2) The body contracts in an attempt to disappear. Shame makes us feel small, so the body reacts in kind. Our head lowers, our shoulders slump, and we struggle to make or maintain eye contact.
There is another somatic signal of shame which is involuntary. Charles Darwin identified it as uniquely human. So, what is it? Blushing. We don’t blush when we feel guilty, we blush when we’re ashamed. Is it just me or is anyone else thinking of the connection between the tradition of women wearing blusher and the socially conditioned virtue of humility?….
What Does Guilt Feel Like in the Body?
Guilt, on the other hand, has a very different effect on the body. Whereas shame freezes, guilt is slightly more mobilizing. We feel compelled to take action and make amends somehow.
Guilt is known for its disruptive effects on the gut and sleep patterns. Guilt often results in insomnia and digestive problems and frequently activates anxiety. The nervous system isn’t frozen long-term in the presence of guilt; contrarily, it often becomes stimulated and dysregulated.

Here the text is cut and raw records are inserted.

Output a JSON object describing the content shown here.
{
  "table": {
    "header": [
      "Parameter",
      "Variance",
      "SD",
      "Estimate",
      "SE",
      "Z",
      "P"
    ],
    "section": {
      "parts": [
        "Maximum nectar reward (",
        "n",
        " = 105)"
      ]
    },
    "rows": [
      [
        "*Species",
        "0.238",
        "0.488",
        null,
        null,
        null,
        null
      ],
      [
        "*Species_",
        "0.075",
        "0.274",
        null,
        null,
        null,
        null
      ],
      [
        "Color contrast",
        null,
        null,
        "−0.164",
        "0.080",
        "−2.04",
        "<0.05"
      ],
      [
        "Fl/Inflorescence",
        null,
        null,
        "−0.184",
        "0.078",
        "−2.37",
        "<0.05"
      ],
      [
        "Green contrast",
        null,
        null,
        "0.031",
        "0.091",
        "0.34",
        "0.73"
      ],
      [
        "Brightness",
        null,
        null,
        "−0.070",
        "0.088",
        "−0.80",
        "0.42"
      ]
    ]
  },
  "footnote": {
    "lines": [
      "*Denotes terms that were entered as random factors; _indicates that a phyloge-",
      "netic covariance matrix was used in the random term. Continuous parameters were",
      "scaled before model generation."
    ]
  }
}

Healing from Shame and Guilt
Both shame and guilt are profoundly painful experiences, but they are not the same. While they both serve a purpose, they cannot remain in our bodies for long without causing significant harm to ourselves, and inevitably, to others.
In many cases true guilt can be eliminated simply by making amends or apologizing. However, where this becomes more complex is when the guilt is undeserved or when our efforts at reparation are rejected. In the case of parental guilt, for example, just because we feel guilty doesn’t automatically mean we’ve done something wrong. In any context, we can feel guilty as a result of conditioning, low self-worth, and shame. We can feel guilty for advocating for ourselves; for drawing a boundary; for saying “no” or refusing sexual advances; for ending a relationship; and frankly, for anything that isn’t well received by others. It can be very useful to work with a professional processor to determine whether guilt is genuine guilt, conditioned guilt, or shame.
Shame usually requires specialist intervention. There are plenty of healers on the market offering shadow work services which may be useful for addressing more superficial presentations of low self-esteem (btw, by ‘superficial’ I don’t mean to diminish the pain caused by low self-esteem, I just mean that it doesn’t inherently mean that internalized toxic shame is present), but shame is too painful and too vulnerable to process outside of a therapeutic environment. Even therapists who work with clients presenting shame should be well-educated in the wily shapeshifting abilities of shame or refer them to someone who is.
Dealing with shame and guilt requires Shamework, the term I’ve come up with to describe the process of unlearning toxic shame. Shamework is a slow process; it needs to be undertaken carefully and above all, safely. We will never be as vulnerable as we are when we confront our shame so it is essential to be selective about with whom we do this work.
Every one of us deserves freedom from guilt and shame. Even if we’re unwilling to believe this, hopefully we can all understand and accept that shame begets shame. When we feel shame, we act out in harmful ways. Shame never stops harmful behavior, it only perpetuates it. The only way to prevent or change harmful behavior is to clear our toxic shame and to learn how to communicate feelings, preferences, and opinions without shaming others through the process of Shamework.